It wasn’t all action though. Snipes performance as drag queen Noxeema in Director Beeban Kidron’s 1995 comedy drama Too Wong Foo Thanks For Everything, Julie Newmar alongside Patrick Swayze and John Leguizamo couldn’t feel more timely. “It was fun - and a challenge from an artistic perspective,” he says reflecting on the experience.
“For me, that was an attempt to stretch and demonstrate my range of acting skills. To show people that I can be the tough action guy but also do something with different mannerisms and have people buy into it. That was very attractive to me because I figured people would not believe I could pull that off.”
Luckily, his musical training helped out: “I’ve been around dancers all my life, so it really wasn’t that hard,” he laughs. “The hardest thing was dealing with the cold make up. We were using Max Factor back in those days and we didn’t have a Housewives of Atlanta colour pallet and all those wonderful glam eyelashes - but I had so much fun working with Swayze and Johnny. It was wonderful.”

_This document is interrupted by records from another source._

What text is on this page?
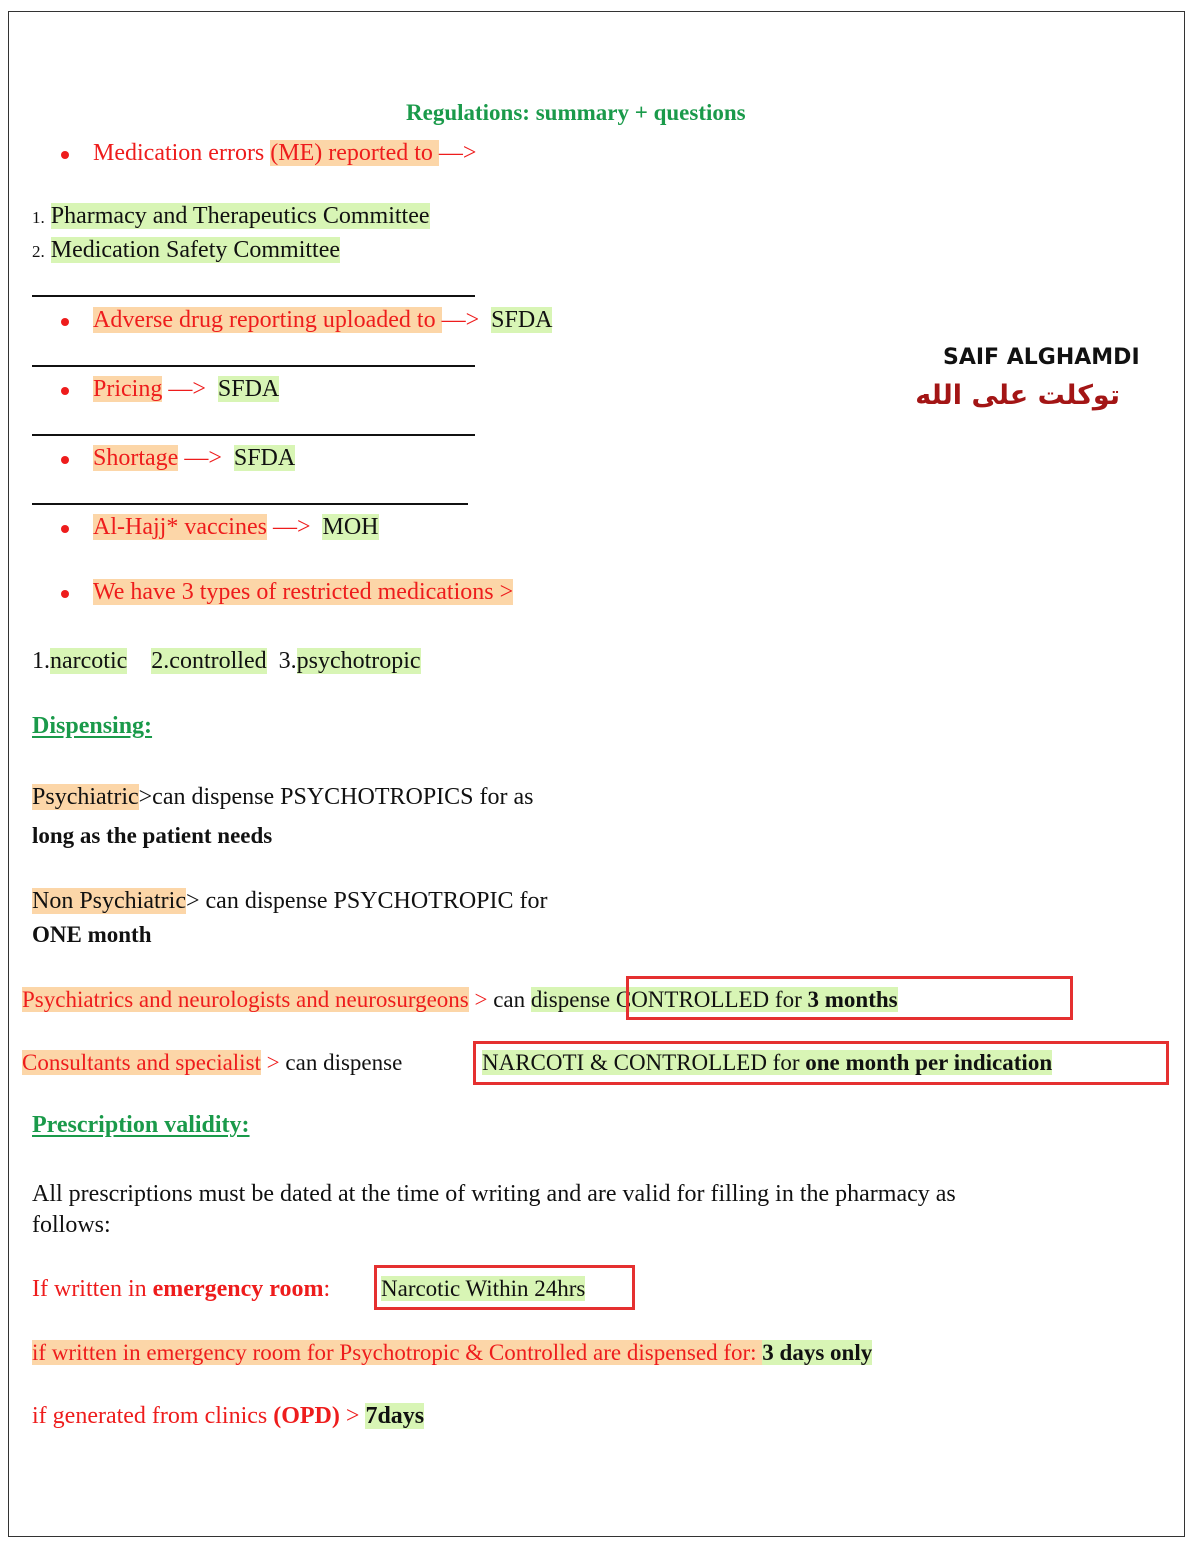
Regulations: summary + questions
Medication errors (ME) reported to —>
1. Pharmacy and Therapeutics Committee
2. Medication Safety Committee
Adverse drug reporting uploaded to —> SFDA
Pricing —> SFDA
Shortage —> SFDA
Al-Hajj* vaccines —> MOH
We have 3 types of restricted medications >
1.narcotic 2.controlled 3.psychotropic
SAIF ALGHAMDI
توكلت على الله
Dispensing:
Psychiatric>can dispense PSYCHOTROPICS for as
long as the patient needs
Non Psychiatric> can dispense PSYCHOTROPIC for
ONE month
Psychiatrics and neurologists and neurosurgeons > can dispense CONTROLLED for 3 months
Consultants and specialist > can dispense	NARCOTI & CONTROLLED for one month per indication
Prescription validity:
All prescriptions must be dated at the time of writing and are valid for filling in the pharmacy as
follows:
If written in emergency room: Narcotic Within 24hrs
if written in emergency room for Psychotropic & Controlled are dispensed for: 3 days only
if generated from clinics (OPD) > 7days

Then there’s Blade, perhaps Snipes most well-known role and a character he came to personify until Marvel recently announced that Mahershala Ali will be taking over for a new feature film. While the star is at peace with handing the character’s vampire-slaying sword to a new hero, there are some Blade stories he wished he’d had the chance to tell.

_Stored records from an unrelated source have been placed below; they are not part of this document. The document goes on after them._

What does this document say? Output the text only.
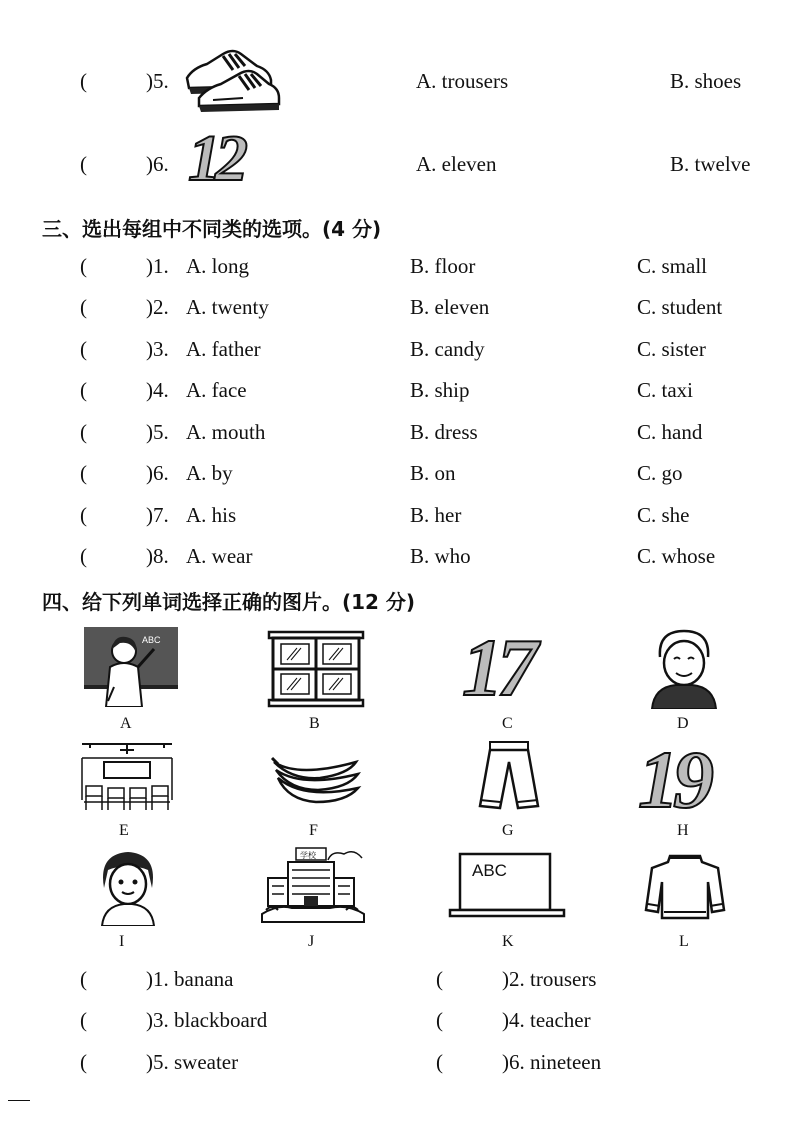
(	)5.	A. trousers	B. shoes
(	)6. 12	A. eleven	B. twelve
三、选出每组中不同类的选项。(4 分)
(	)1. A. long	B. floor	C. small
(	)2. A. twenty	B. eleven	C. student
(	)3. A. father	B. candy	C. sister
(	)4. A. face	B. ship	C. taxi
(	)5. A. mouth	B. dress	C. hand
(	)6. A. by	B. on	C. go
(	)7. A. his	B. her	C. she
(	)8. A. wear	B. who	C. whose
四、给下列单词选择正确的图片。(12 分)
ABC	17
A	B	C	D
19
E	F	G	H
学校
ABC
I	J	K	L
(	)1. banana	(	)2. trousers
(	)3. blackboard	(	)4. teacher
(	)5. sweater	(	)6. nineteen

“He would’ve had a relationship,” says Snipes on where he would’ve taken Blade next. “In Guillermo del Toro’s film, number two, there were the beginnings of him being romantic, and had it gone the way I wanted it to in three, he would have had a romantic relationship.”
Read more: Wesley Snipes addresses Blade misbehaviour stories
While that storyline didn’t come to pass, Snipes is keen to pick up these threads in a brand new supernatural franchise, with a completely new character: “Same genre, same hybrid-world but we’re going to explore shape-shifters,” he says, teasing his new mystery project.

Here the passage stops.